En janvier 2015, Margaux la fondatrice du Curiosity Club était dans un bar avec des amis. Elle racontait, sûrement un peu trop fort, grisée par l’excitation d’un projet qui naît, son idée de créer un club de femmes dans lequel il serait question de sororité et de role model pour s’inspirer les unes les autres. Une femme s’approche alors d’elle et lui dit : “J’ai entendu ce que vous vouliez faire et je trouve que c’est une super idée. Si vous avez besoin d’un lieu pour accueillir l’œnologue dont vous venez de parler, sachez que j’ai une cave privée. Je peux vous la prêter.” Le Curiosity Club était lancé.
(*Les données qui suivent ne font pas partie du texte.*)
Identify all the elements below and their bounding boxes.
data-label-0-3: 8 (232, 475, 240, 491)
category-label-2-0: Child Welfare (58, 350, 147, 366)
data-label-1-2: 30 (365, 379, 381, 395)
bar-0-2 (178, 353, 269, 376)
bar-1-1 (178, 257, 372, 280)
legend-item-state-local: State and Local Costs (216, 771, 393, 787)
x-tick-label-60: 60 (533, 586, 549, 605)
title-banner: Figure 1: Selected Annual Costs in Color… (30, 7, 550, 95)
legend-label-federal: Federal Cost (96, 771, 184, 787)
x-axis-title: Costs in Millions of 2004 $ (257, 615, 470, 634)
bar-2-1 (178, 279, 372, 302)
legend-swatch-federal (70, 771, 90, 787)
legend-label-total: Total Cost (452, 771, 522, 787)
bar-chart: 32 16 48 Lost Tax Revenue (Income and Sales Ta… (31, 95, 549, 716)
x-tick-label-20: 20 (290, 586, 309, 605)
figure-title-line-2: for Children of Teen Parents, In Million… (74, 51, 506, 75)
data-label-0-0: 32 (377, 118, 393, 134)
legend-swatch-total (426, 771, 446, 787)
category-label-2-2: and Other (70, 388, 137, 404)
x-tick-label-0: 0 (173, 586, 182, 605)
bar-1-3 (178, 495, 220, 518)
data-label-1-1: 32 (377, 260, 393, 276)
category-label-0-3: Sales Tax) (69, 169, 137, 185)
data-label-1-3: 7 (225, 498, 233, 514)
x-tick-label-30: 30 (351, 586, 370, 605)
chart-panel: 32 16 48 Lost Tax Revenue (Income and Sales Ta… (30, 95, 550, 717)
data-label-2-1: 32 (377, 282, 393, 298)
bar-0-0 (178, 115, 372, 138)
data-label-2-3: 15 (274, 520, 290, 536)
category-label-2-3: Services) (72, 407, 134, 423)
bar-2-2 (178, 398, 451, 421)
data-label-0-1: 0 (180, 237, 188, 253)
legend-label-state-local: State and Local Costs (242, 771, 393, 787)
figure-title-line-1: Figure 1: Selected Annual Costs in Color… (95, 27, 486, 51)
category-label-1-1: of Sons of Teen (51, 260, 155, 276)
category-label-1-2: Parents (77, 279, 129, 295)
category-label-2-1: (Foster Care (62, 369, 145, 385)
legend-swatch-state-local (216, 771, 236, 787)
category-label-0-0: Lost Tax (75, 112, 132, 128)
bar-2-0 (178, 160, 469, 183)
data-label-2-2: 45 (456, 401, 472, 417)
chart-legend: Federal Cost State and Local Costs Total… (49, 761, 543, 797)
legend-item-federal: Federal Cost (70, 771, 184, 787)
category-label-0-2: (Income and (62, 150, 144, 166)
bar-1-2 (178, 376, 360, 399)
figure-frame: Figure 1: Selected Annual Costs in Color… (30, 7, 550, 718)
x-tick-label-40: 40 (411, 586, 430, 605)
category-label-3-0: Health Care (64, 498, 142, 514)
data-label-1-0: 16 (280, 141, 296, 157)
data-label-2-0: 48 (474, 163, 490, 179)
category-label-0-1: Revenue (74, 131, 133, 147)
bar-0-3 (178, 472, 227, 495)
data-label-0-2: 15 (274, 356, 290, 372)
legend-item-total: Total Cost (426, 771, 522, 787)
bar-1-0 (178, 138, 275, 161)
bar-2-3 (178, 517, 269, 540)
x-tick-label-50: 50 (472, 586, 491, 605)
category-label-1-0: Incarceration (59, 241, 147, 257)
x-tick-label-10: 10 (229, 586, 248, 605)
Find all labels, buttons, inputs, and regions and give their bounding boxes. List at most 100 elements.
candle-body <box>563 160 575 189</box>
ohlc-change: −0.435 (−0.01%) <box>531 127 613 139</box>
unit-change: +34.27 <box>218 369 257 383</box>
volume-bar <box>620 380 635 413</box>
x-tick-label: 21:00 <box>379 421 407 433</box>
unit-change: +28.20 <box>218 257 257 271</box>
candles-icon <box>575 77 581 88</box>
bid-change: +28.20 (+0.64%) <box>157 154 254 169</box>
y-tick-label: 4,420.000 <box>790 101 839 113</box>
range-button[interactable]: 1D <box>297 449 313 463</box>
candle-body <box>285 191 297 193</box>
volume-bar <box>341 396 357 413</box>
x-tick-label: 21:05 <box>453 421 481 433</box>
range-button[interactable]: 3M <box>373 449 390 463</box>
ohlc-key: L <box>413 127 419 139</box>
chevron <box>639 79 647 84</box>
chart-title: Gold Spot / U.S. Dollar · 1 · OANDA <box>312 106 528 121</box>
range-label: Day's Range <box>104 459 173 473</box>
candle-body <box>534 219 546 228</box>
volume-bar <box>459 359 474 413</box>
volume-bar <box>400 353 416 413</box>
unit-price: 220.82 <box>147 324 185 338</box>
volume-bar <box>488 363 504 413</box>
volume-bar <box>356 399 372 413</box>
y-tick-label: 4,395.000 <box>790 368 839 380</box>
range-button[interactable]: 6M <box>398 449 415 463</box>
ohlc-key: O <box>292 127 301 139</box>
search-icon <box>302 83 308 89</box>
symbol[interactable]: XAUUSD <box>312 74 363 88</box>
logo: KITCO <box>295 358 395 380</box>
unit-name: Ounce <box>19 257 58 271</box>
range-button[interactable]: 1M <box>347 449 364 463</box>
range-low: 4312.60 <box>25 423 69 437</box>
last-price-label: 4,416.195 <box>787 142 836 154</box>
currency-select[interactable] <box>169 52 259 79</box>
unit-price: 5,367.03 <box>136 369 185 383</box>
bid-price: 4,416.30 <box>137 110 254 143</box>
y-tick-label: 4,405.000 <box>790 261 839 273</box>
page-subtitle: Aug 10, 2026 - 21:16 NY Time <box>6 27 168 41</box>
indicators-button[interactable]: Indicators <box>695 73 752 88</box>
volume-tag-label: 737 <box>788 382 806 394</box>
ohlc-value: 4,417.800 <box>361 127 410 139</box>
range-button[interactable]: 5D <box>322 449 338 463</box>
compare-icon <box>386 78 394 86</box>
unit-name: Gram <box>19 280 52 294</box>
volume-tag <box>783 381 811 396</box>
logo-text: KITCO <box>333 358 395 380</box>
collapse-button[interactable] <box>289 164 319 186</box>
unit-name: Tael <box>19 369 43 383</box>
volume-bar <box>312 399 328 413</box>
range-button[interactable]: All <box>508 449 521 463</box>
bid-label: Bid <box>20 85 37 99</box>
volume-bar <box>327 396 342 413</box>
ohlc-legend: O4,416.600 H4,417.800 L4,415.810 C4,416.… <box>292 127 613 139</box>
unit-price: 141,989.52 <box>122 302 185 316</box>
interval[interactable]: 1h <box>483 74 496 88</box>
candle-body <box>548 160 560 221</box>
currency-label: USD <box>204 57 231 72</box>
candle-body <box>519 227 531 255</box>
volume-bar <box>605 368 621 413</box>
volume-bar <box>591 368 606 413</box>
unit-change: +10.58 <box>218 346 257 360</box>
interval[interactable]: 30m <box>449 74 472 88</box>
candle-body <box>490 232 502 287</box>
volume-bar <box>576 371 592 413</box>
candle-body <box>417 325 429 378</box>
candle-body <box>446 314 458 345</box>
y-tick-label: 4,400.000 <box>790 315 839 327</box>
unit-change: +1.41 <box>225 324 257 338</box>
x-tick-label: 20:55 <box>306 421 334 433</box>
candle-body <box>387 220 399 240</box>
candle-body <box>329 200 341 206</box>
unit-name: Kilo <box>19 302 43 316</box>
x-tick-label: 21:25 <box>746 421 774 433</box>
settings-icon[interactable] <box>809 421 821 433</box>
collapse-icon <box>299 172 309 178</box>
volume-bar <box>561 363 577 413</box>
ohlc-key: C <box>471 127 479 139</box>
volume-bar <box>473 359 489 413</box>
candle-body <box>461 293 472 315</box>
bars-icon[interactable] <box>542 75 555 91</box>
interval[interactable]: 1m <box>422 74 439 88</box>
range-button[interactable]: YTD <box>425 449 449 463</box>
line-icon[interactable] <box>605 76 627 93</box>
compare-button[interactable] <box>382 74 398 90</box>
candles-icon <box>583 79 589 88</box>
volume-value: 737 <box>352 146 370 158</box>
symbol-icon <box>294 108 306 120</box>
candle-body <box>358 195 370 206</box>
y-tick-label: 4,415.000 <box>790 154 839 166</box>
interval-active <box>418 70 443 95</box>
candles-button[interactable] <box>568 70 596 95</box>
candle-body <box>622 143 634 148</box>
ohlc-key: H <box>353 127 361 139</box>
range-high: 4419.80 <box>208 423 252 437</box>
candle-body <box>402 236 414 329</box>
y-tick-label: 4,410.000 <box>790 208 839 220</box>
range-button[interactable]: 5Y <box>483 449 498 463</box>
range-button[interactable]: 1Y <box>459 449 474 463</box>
Alors forcément, lorsqu’on a lu dans Madame Figaro que la PDG de Boucheron disait avoir élevé ses enfants en leur expliquant que la gentillesse est fondamentale et qu’elle n’a rien à voir avec la faiblesse, on n’a pas été très étonnées. Pas très étonnées que cette CEO s’appelle en réalité Hélène Poulit-Duquesne et qu’elle pouvait prêter sa cave sur un coup de tête, à une jeune inconnue enthousiaste, qui parle un peu trop fort dans un bar. Par simple gentillesse.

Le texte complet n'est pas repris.